The different parts of the Roman communion office are not all of the same antiquity. Its essential features are most easily caught, and best understood, by reference to the earliest Sacramentaries (particularly the Gregorian, which was avowedly the basis of the labours of the Tridentine committee), to the Gregorian Antiphonary, and to the oldest redaction of the Ordo romanus.[5] The account of the mass (qualiter Missa Romana celebratur) as given by the sacramentarium gregorianum is to the effect that there is in the first place “the Introit according to the time, whether for a festival or for a common day; thereafter Kyrie eleison. (In addition to this Gloria in excelsis Deo is said if a bishop be [the celebrant], though only on Sundays and festivals; but a priest is by no means to say it, except only at Eastertide. When there is a litany (quando letania agitur) neither Gloria in excelsis nor Alleluia is sung.) Afterwards the Oratio is said, whereupon follows the Apostolus, also the Gradual and Alleluia. Afterwards the Gospel is read. Then comes the Offertorium,[6] and the Oratio super oblata is said.” Then follow the Sursum corda, the Preface, Canon, Lord’s Prayer and “embolism” (ἐμβόλισμα or insertion, Libera nos, Domine), given at full length precisely as they still occur in the Roman missal.

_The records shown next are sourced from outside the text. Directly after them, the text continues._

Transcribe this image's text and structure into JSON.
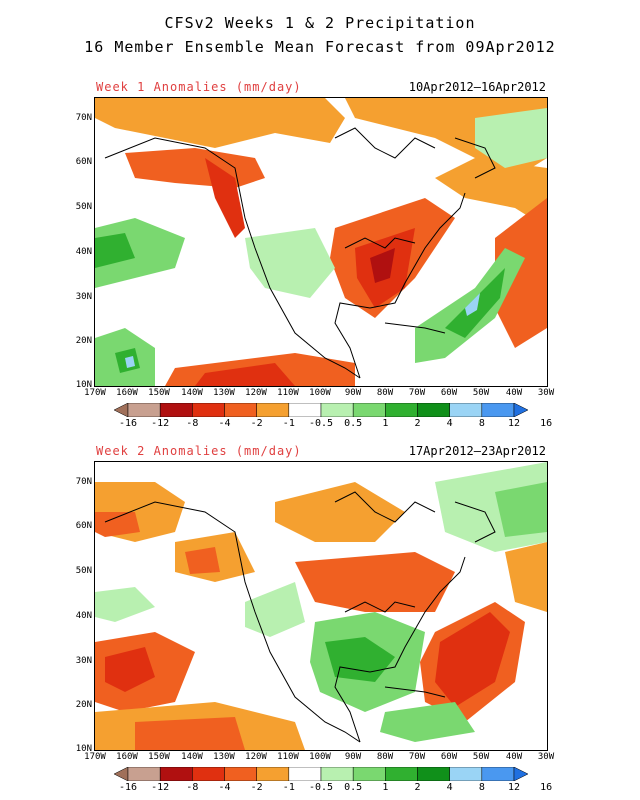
{
  "title_line1": "CFSv2 Weeks 1 & 2 Precipitation",
  "title_line2": "16 Member Ensemble Mean Forecast from 09Apr2012",
  "panels": [
    {
      "label": "Week 1 Anomalies (mm/day)",
      "dates": "10Apr2012–16Apr2012"
    },
    {
      "label": "Week 2 Anomalies (mm/day)",
      "dates": "17Apr2012–23Apr2012"
    }
  ],
  "lat_labels": [
    "70N",
    "60N",
    "50N",
    "40N",
    "30N",
    "20N",
    "10N"
  ],
  "lon_labels": [
    "170W",
    "160W",
    "150W",
    "140W",
    "130W",
    "120W",
    "110W",
    "100W",
    "90W",
    "80W",
    "70W",
    "60W",
    "50W",
    "40W",
    "30W"
  ],
  "colorbar": {
    "ticks": [
      "-16",
      "-12",
      "-8",
      "-4",
      "-2",
      "-1",
      "-0.5",
      "0.5",
      "1",
      "2",
      "4",
      "8",
      "12",
      "16"
    ],
    "colors": [
      "#a0705a",
      "#c8a090",
      "#b01010",
      "#e03010",
      "#f06020",
      "#f5a030",
      "#ffffff",
      "#b8f0b0",
      "#7ad870",
      "#30b030",
      "#10901a",
      "#9ad4f5",
      "#4a98f0",
      "#2070e0"
    ]
  }
}
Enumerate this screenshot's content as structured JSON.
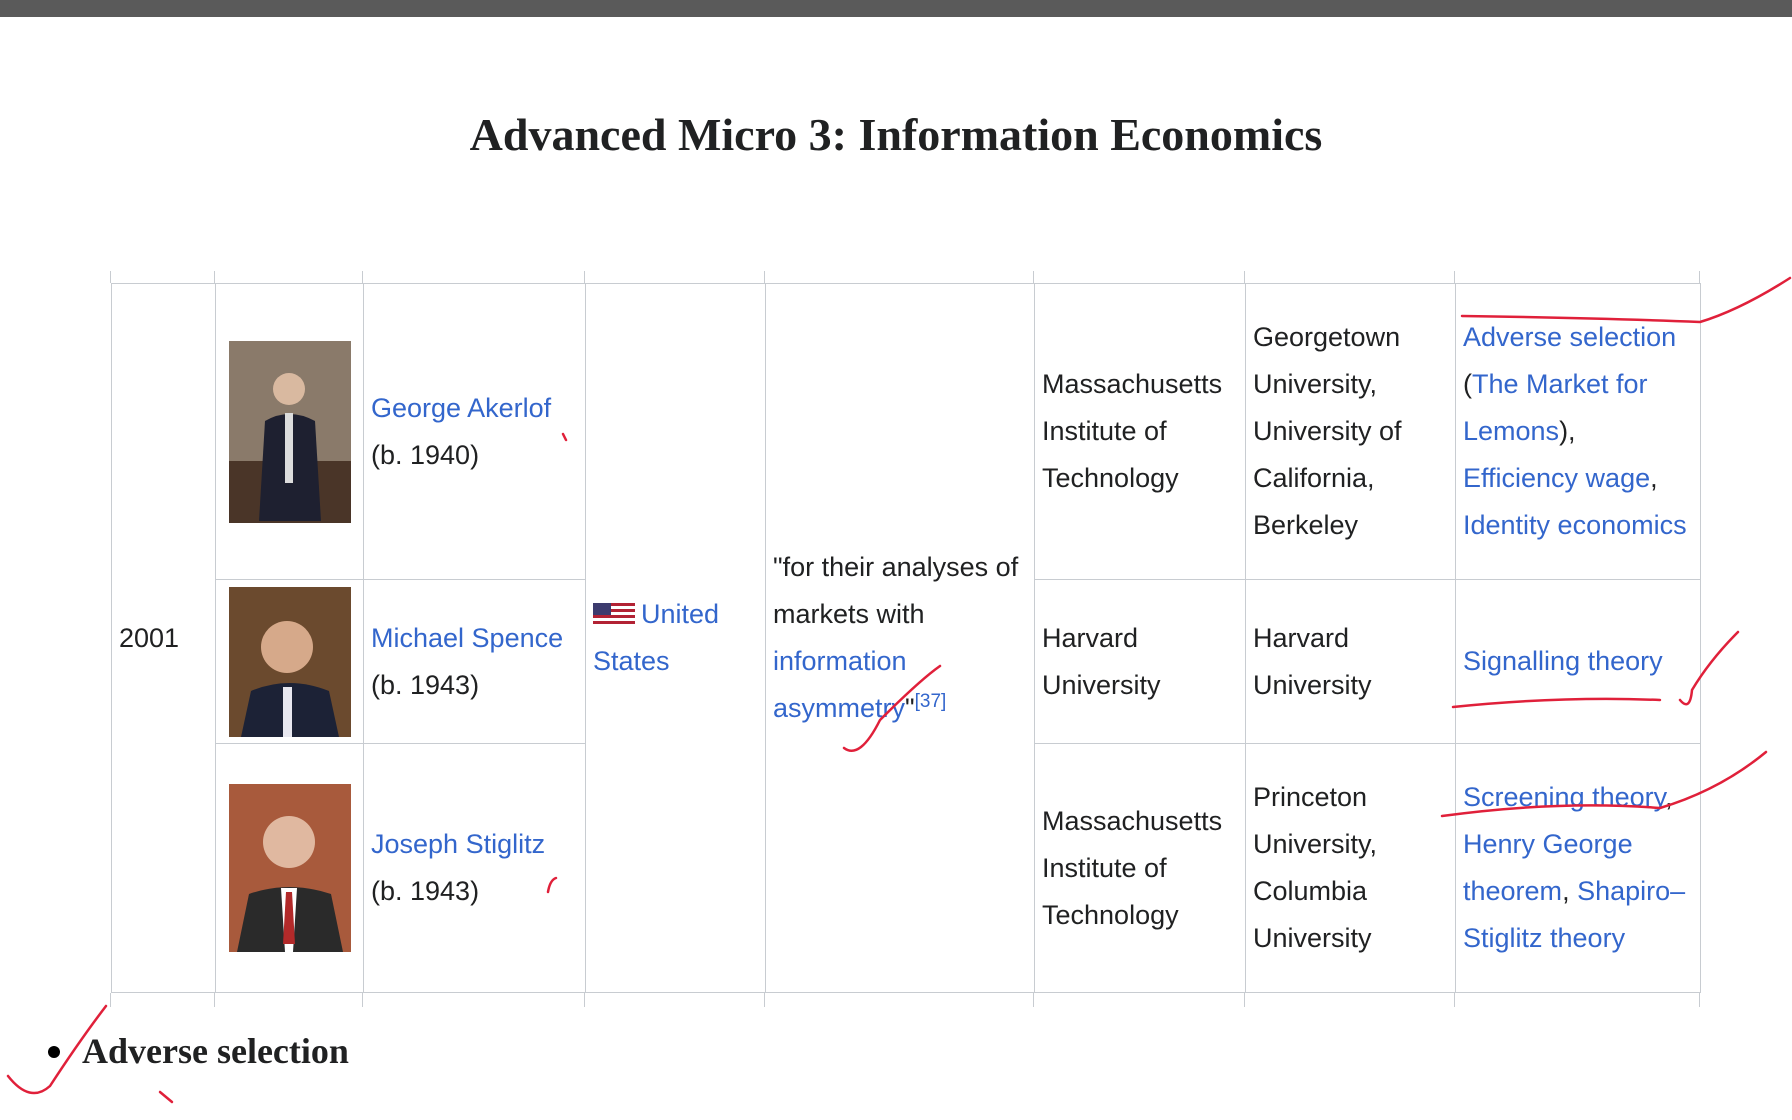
{
  "title": "Advanced Micro 3: Information Economics",
  "table": {
    "year": "2001",
    "country": "United States",
    "motivation": [
      {
        "text": "\"for their analyses of markets with "
      },
      {
        "link": "information asymmetry"
      },
      {
        "text": "\""
      },
      {
        "ref": "[37]"
      }
    ],
    "laureates": [
      {
        "name": "George Akerlof",
        "born": "(b. 1940)",
        "affiliation": "Massachusetts Institute of Technology",
        "other_affiliation": "Georgetown University, University of California, Berkeley",
        "contributions": [
          {
            "link": "Adverse selection"
          },
          {
            "text": " ("
          },
          {
            "link": "The Market for Lemons"
          },
          {
            "text": "), "
          },
          {
            "link": "Efficiency wage"
          },
          {
            "text": ", "
          },
          {
            "link": "Identity economics"
          }
        ]
      },
      {
        "name": "Michael Spence",
        "born": "(b. 1943)",
        "affiliation": "Harvard University",
        "other_affiliation": "Harvard University",
        "contributions": [
          {
            "link": "Signalling theory"
          }
        ]
      },
      {
        "name": "Joseph Stiglitz",
        "born": "(b. 1943)",
        "affiliation": "Massachusetts Institute of Technology",
        "other_affiliation": "Princeton University, Columbia University",
        "contributions": [
          {
            "link": "Screening theory"
          },
          {
            "text": ", "
          },
          {
            "link": "Henry George theorem"
          },
          {
            "text": ", "
          },
          {
            "link": "Shapiro–Stiglitz theory"
          }
        ]
      }
    ]
  },
  "bullets": [
    "Adverse selection"
  ]
}
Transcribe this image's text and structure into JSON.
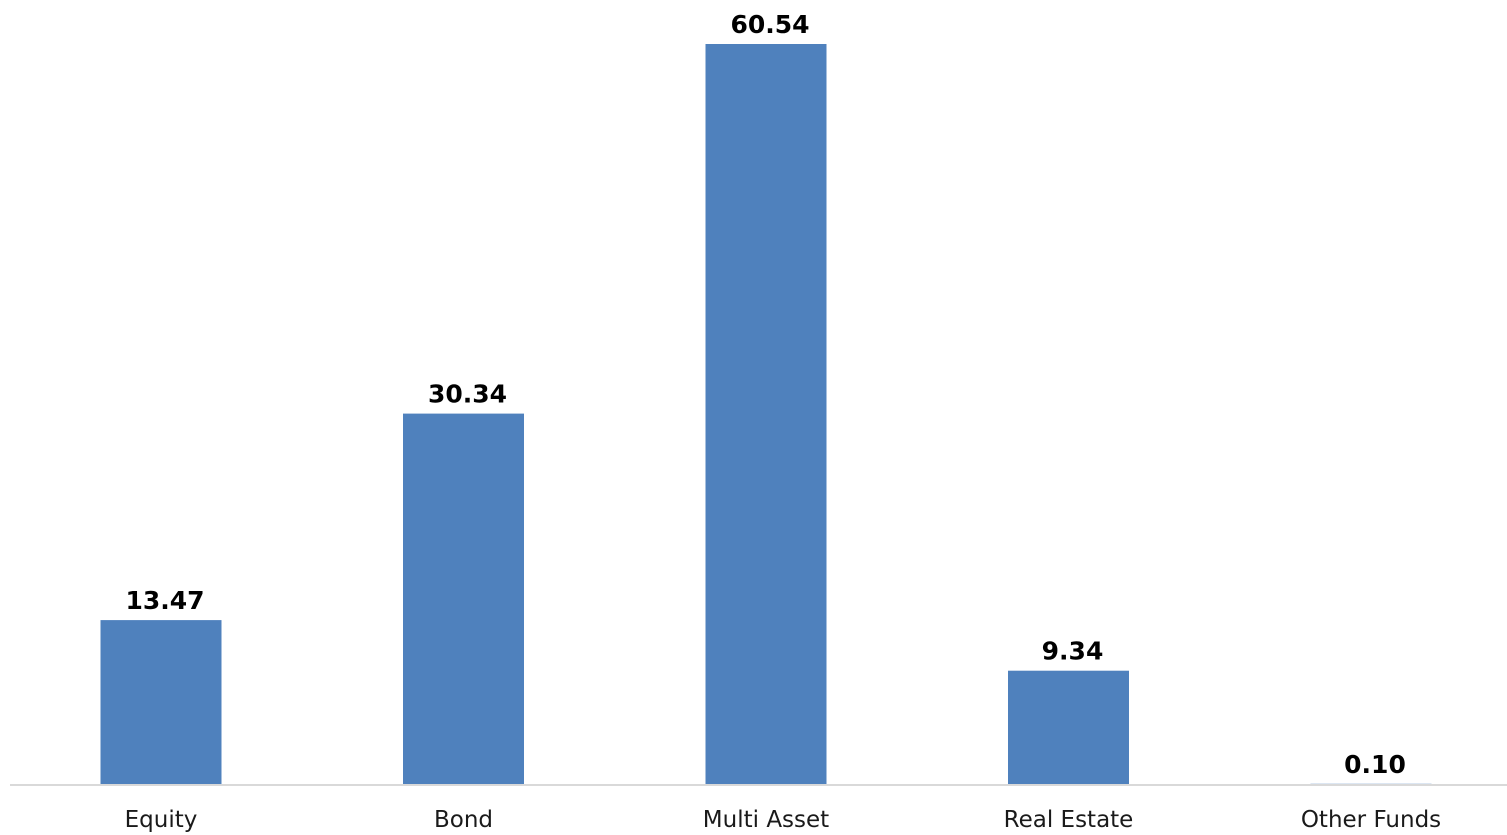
{
  "chart_data": {
    "type": "bar",
    "categories": [
      "Equity",
      "Bond",
      "Multi Asset",
      "Real Estate",
      "Other Funds"
    ],
    "values": [
      13.47,
      30.34,
      60.54,
      9.34,
      0.1
    ],
    "data_labels": [
      "13.47",
      "30.34",
      "60.54",
      "9.34",
      "0.10"
    ],
    "title": "",
    "xlabel": "",
    "ylabel": "",
    "ylim": [
      0,
      60.54
    ],
    "grid": false,
    "legend": "none",
    "colors": {
      "bar": "#4f81bd",
      "axis": "#d9d9d9",
      "label": "#000000",
      "tick": "#1a1a1a"
    }
  }
}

  1. It first occurs in Ecgbert of York’s De remediis peccatorum, where it refers to the sacramentary of Gregory the Great.
  2. One of the most celebrated of early missals is the Stowe missal of the 6th century in the British Museum. It contains the litany of the saints, the gloria with the collects, the part of the Epistle to the Corinthians relating to the Eucharist, the credo and the consecratio and memento corresponding exactly to the Roman canon. After the daily mass follow the missa apostolorum, missa sanctorum, missa pro poenitentibus vivis and the missa pro mortuis. To the 7th century belong the Missale francorum and the Missale gothicum, originally in the abbey of Fleury. In the 8th century we find in Ecgbert of York’s De remediis peccatorum, i., that those who devote their lives to sacred orders are supposed to furnish themselves with a psalter, lectionary, antiphonary, missal, baptismal office and martyrology. The adoption of the Roman liturgy by Charlemagne explains the great quantity of missals within this period; e.g. the missal of Worms in the library of the Arsenal at Paris. From the 10th century we have the missal of St Vougay, although badly mutilated, and several others. From the 12th century missals became common, and more so with the invention of printing.
  3. The English missal consequently continued to be used by English Roman Catholics until towards the end of the 17th century, when it was superseded by the Roman through Jesuit influence. The Gallican liturgy held its ground until much more recently, but has succumbed under the Ultramontanism of the bishops.
  4. In all the older liturgies the comparative absence of rubrics is conspicuous and sometimes perplexing. It is very noticeable in the Roman Sacramentaries, but the want is to some extent supplied by the very detailed directions for a high pontifical mass in the various texts of the Ordo Romanus mentioned below. That there was no absolutely fixed set of rubrics in use in France during the 8th century is shown by the fact that each priest was required to write out an account of his own practice (“libellum ordinis”) and present it for approbation to the bishop in Lent (see Baluze, Cap. Reg. Franc. i. 824, quoted in Smith’s Dict. of Chr. Antiq. ii. 1521).
  5. For the genealogical relationships of the Roman with other liturgies, see Liturgy. For the doctrines involved in the “sacrifice of the mass,” see Eucharist.
  6. Some editions do not mention the Offertory here.